Any serious commentary would also get lost in the noise. What if I said there were a few very large directional traders who were buying the last hour of Thursday and the first 40 minutes of Friday in size, expecting the move we had? What if there was some way I knew this for a fact. What would it add to your trading?

A 30 year veteran who sometimes posts here, who has been an exchange member for decades, assures me that if one has such a system, and scales up to a decent size, "the players will find you and shove money down your throat". About the time anyone is at that level, they would likely not want/need the extra money, as compounding to limits of available liquidity is not a slow process for this class of trader. Market liquidity will eventually restrict the position size which can be used, so the rare conditions when larger size can be traded become more important to exploit.

I doubt there are more than a few dozen people worldwide who know where and why and how to do this. Maybe fewer. There is zero chance of any of them posting details on ET.

There are plenty of strategies which can be used on ES in sizes of a few hundred to a thousand for a few ticks, but I interpret the question of "best" as meaning the opportunities to commit substantial capital for a good short term return, as opposed to making smaller (albeit very consistent) profits trading for ticks. But I wouldn't argue semantics...a fully automated system which can consistently earn the spread in small size is a "best" system also.

"Trading at retail level" is misleading. Among the top players in this business will be self made independent traders. When you consider what is possible for those with understanding and capital but with few restrictions / handcuffs that come with working for an institution or managing OPM, it is logical that it will be this way. Think Paul Rotter and those at similar levels. There will be a few dozen world class individuals who will try to remain as anonymous as possible at that level.

Better question is what is the "best" system which you are capable of devising / implementing. Perhaps surprisingly there are some top level folks in this business who read ET but seldom if ever post...so there is a chance that the holders of some of the best edges in the ES see this thread!
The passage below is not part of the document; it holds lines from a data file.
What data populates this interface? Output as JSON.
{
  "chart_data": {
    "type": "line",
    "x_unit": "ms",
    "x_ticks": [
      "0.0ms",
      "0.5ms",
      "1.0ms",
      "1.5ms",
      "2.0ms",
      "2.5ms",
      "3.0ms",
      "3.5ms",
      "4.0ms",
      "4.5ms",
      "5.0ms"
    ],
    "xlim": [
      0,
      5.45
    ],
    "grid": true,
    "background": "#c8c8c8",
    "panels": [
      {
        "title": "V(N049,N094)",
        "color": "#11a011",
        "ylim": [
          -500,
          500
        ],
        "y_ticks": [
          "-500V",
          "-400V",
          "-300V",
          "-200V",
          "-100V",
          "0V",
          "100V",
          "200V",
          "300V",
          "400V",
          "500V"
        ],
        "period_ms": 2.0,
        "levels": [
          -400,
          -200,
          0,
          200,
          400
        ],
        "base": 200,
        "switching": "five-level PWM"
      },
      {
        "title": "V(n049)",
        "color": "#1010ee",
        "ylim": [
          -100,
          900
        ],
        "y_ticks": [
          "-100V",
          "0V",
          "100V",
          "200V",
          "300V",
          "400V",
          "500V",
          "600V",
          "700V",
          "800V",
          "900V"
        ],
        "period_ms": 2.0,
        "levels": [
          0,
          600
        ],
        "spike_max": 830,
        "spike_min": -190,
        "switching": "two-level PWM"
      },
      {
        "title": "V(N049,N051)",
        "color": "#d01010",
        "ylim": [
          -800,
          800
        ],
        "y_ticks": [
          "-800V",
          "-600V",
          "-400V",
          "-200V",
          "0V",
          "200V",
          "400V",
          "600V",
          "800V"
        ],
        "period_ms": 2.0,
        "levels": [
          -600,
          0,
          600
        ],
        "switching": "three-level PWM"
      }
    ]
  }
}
Bottom line - do the best you can for yourself, don't trouble too much about what others are doing. They aren't going to tell you anyways :-)

Very good points!

http://www.elitetrader.com/vb/showthread.php?s=&postid=3875167
Quote from gmst:

Thanks horton for your views.

In my experience:

2005-2006 was a very low volatile period for ES and most of my strategies on ES that work very well 2007 onwards, have bad performance in 2005-06. Market was basically dead after first hour in these 2 years.

To the OP - So, if you find that your strategies don't perform well especially in the 2005-2006 period, I will say don't worry too much about it - take it as a market anomaly or unnatural markets for a brief period and trade what you have now which is suitable for current markets. Just that you have to be careful about market conditions if they change going fwd. A good way is to look at your max. historical DD and if you hit that then stop trading the strategy for some time.